Some people can't handle the benevolent dictator for life control that language authors can have. It certainly didn't hurt Python, which reached up into the top 3 languages, with benevolent dictator Van Rossum just stepping down recently. Evan Czaplicki is a smart guy, and he is doing a first class job on Elm. However, with the limited resources available, the features people want (and Mr. Plant wanted native modules and a localization system) may not happen in a timely fashion, and in that case you have to bail. It is after all still before version 1.0, so one has to give them some slack. Mr. Plant has a 7000 line program he doesn't want to rewrite, so i understand the pain, but luckily 7000 is a small program.

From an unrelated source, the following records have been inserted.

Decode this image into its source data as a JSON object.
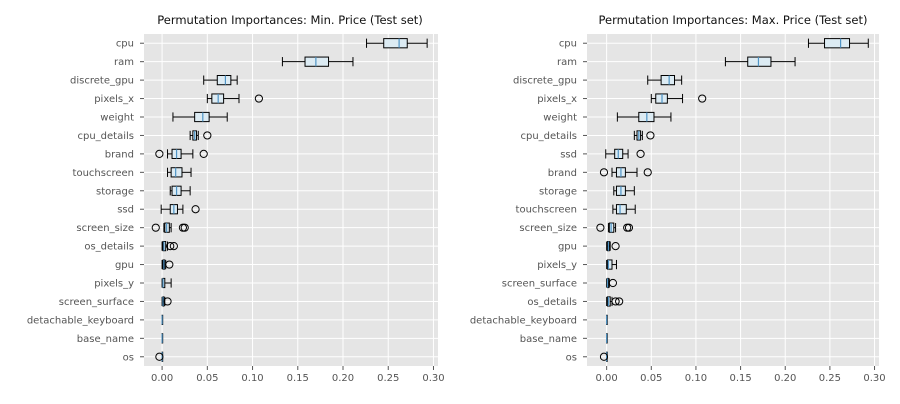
{
  "chart_data": [
    {
      "type": "boxplot",
      "title": "Permutation Importances: Min. Price (Test set)",
      "xlim": [
        -0.02,
        0.305
      ],
      "xticks": [
        "0.00",
        "0.05",
        "0.10",
        "0.15",
        "0.20",
        "0.25",
        "0.30"
      ],
      "grid": true,
      "features": [
        {
          "name": "cpu",
          "whislo": 0.226,
          "q1": 0.245,
          "med": 0.262,
          "q3": 0.271,
          "whishi": 0.293,
          "fliers": []
        },
        {
          "name": "ram",
          "whislo": 0.133,
          "q1": 0.158,
          "med": 0.17,
          "q3": 0.184,
          "whishi": 0.211,
          "fliers": []
        },
        {
          "name": "discrete_gpu",
          "whislo": 0.046,
          "q1": 0.061,
          "med": 0.07,
          "q3": 0.076,
          "whishi": 0.083,
          "fliers": []
        },
        {
          "name": "pixels_x",
          "whislo": 0.05,
          "q1": 0.055,
          "med": 0.062,
          "q3": 0.068,
          "whishi": 0.085,
          "fliers": [
            0.107
          ]
        },
        {
          "name": "weight",
          "whislo": 0.012,
          "q1": 0.036,
          "med": 0.045,
          "q3": 0.052,
          "whishi": 0.072,
          "fliers": []
        },
        {
          "name": "cpu_details",
          "whislo": 0.031,
          "q1": 0.034,
          "med": 0.036,
          "q3": 0.038,
          "whishi": 0.04,
          "fliers": [
            0.05
          ]
        },
        {
          "name": "brand",
          "whislo": 0.006,
          "q1": 0.011,
          "med": 0.016,
          "q3": 0.021,
          "whishi": 0.034,
          "fliers": [
            -0.003,
            0.046
          ]
        },
        {
          "name": "touchscreen",
          "whislo": 0.006,
          "q1": 0.01,
          "med": 0.015,
          "q3": 0.022,
          "whishi": 0.032,
          "fliers": []
        },
        {
          "name": "storage",
          "whislo": 0.009,
          "q1": 0.011,
          "med": 0.016,
          "q3": 0.021,
          "whishi": 0.031,
          "fliers": []
        },
        {
          "name": "ssd",
          "whislo": -0.001,
          "q1": 0.009,
          "med": 0.013,
          "q3": 0.017,
          "whishi": 0.023,
          "fliers": [
            0.037
          ]
        },
        {
          "name": "screen_size",
          "whislo": 0.002,
          "q1": 0.003,
          "med": 0.005,
          "q3": 0.008,
          "whishi": 0.01,
          "fliers": [
            -0.007,
            0.023,
            0.025
          ]
        },
        {
          "name": "os_details",
          "whislo": 0.0,
          "q1": 0.001,
          "med": 0.002,
          "q3": 0.004,
          "whishi": 0.006,
          "fliers": [
            0.009,
            0.013
          ]
        },
        {
          "name": "gpu",
          "whislo": 0.0,
          "q1": 0.001,
          "med": 0.002,
          "q3": 0.003,
          "whishi": 0.004,
          "fliers": [
            0.008
          ]
        },
        {
          "name": "pixels_y",
          "whislo": 0.0,
          "q1": 0.001,
          "med": 0.001,
          "q3": 0.003,
          "whishi": 0.01,
          "fliers": []
        },
        {
          "name": "screen_surface",
          "whislo": 0.0,
          "q1": 0.001,
          "med": 0.001,
          "q3": 0.002,
          "whishi": 0.003,
          "fliers": [
            0.006
          ]
        },
        {
          "name": "detachable_keyboard",
          "whislo": 0.0,
          "q1": 0.0,
          "med": 0.0,
          "q3": 0.0,
          "whishi": 0.0,
          "fliers": []
        },
        {
          "name": "base_name",
          "whislo": 0.0,
          "q1": 0.0,
          "med": 0.0,
          "q3": 0.0,
          "whishi": 0.0,
          "fliers": []
        },
        {
          "name": "os",
          "whislo": 0.0,
          "q1": 0.0,
          "med": 0.0,
          "q3": 0.0,
          "whishi": 0.0,
          "fliers": [
            -0.003
          ]
        }
      ]
    },
    {
      "type": "boxplot",
      "title": "Permutation Importances: Max. Price (Test set)",
      "xlim": [
        -0.022,
        0.305
      ],
      "xticks": [
        "0.00",
        "0.05",
        "0.10",
        "0.15",
        "0.20",
        "0.25",
        "0.30"
      ],
      "grid": true,
      "features": [
        {
          "name": "cpu",
          "whislo": 0.226,
          "q1": 0.244,
          "med": 0.262,
          "q3": 0.272,
          "whishi": 0.293,
          "fliers": []
        },
        {
          "name": "ram",
          "whislo": 0.133,
          "q1": 0.158,
          "med": 0.17,
          "q3": 0.184,
          "whishi": 0.211,
          "fliers": []
        },
        {
          "name": "discrete_gpu",
          "whislo": 0.046,
          "q1": 0.061,
          "med": 0.07,
          "q3": 0.076,
          "whishi": 0.084,
          "fliers": []
        },
        {
          "name": "pixels_x",
          "whislo": 0.05,
          "q1": 0.055,
          "med": 0.062,
          "q3": 0.068,
          "whishi": 0.085,
          "fliers": [
            0.107
          ]
        },
        {
          "name": "weight",
          "whislo": 0.012,
          "q1": 0.036,
          "med": 0.045,
          "q3": 0.053,
          "whishi": 0.072,
          "fliers": []
        },
        {
          "name": "cpu_details",
          "whislo": 0.031,
          "q1": 0.034,
          "med": 0.036,
          "q3": 0.038,
          "whishi": 0.04,
          "fliers": [
            0.049
          ]
        },
        {
          "name": "ssd",
          "whislo": -0.001,
          "q1": 0.009,
          "med": 0.013,
          "q3": 0.018,
          "whishi": 0.024,
          "fliers": [
            0.038
          ]
        },
        {
          "name": "brand",
          "whislo": 0.006,
          "q1": 0.011,
          "med": 0.016,
          "q3": 0.021,
          "whishi": 0.034,
          "fliers": [
            -0.003,
            0.046
          ]
        },
        {
          "name": "storage",
          "whislo": 0.008,
          "q1": 0.011,
          "med": 0.016,
          "q3": 0.021,
          "whishi": 0.031,
          "fliers": []
        },
        {
          "name": "touchscreen",
          "whislo": 0.007,
          "q1": 0.011,
          "med": 0.015,
          "q3": 0.022,
          "whishi": 0.032,
          "fliers": []
        },
        {
          "name": "screen_size",
          "whislo": 0.002,
          "q1": 0.003,
          "med": 0.005,
          "q3": 0.008,
          "whishi": 0.01,
          "fliers": [
            -0.007,
            0.023,
            0.025
          ]
        },
        {
          "name": "gpu",
          "whislo": 0.0,
          "q1": 0.001,
          "med": 0.002,
          "q3": 0.003,
          "whishi": 0.004,
          "fliers": [
            0.01
          ]
        },
        {
          "name": "pixels_y",
          "whislo": 0.0,
          "q1": 0.001,
          "med": 0.002,
          "q3": 0.006,
          "whishi": 0.011,
          "fliers": []
        },
        {
          "name": "screen_surface",
          "whislo": 0.0,
          "q1": 0.001,
          "med": 0.001,
          "q3": 0.002,
          "whishi": 0.003,
          "fliers": [
            0.007
          ]
        },
        {
          "name": "os_details",
          "whislo": 0.0,
          "q1": 0.001,
          "med": 0.002,
          "q3": 0.004,
          "whishi": 0.006,
          "fliers": [
            0.01,
            0.014
          ]
        },
        {
          "name": "detachable_keyboard",
          "whislo": 0.0,
          "q1": 0.0,
          "med": 0.0,
          "q3": 0.0,
          "whishi": 0.0,
          "fliers": []
        },
        {
          "name": "base_name",
          "whislo": 0.0,
          "q1": 0.0,
          "med": 0.0,
          "q3": 0.0,
          "whishi": 0.0,
          "fliers": []
        },
        {
          "name": "os",
          "whislo": 0.0,
          "q1": 0.0,
          "med": 0.0,
          "q3": 0.0,
          "whishi": 0.0,
          "fliers": [
            -0.003
          ]
        }
      ]
    }
  ],
  "colors": {
    "axes_bg": "#e5e5e5",
    "grid": "#ffffff",
    "box_fill": "#dcebf3",
    "box_edge": "#000000",
    "median": "#4f94c5",
    "text": "#555555",
    "title": "#111111"
  }
}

Elm doesn't have magic dust so it can be converted, the effort can be measured in days of work.
There is a lesson here for all language designers; it is much less painful for the users if you only add to the feature set; subtracting a previously available feature may cause agony among the user base.
But there is a weakness in the additive language evolution process, because if you avoid pain in the user base by only adding (C++ are you listening?), if you keep up that process, you end up with a kitchen sink type of language mess after a few decades, and the whole thing should be be thrown out.
If your original design is clean, hopefully you won't need to add much. I used Modula-2 and it only needed adding a preprocessor for conditional compilation, and some unicode string markers in its evolution. It was so simple it was complete from the start.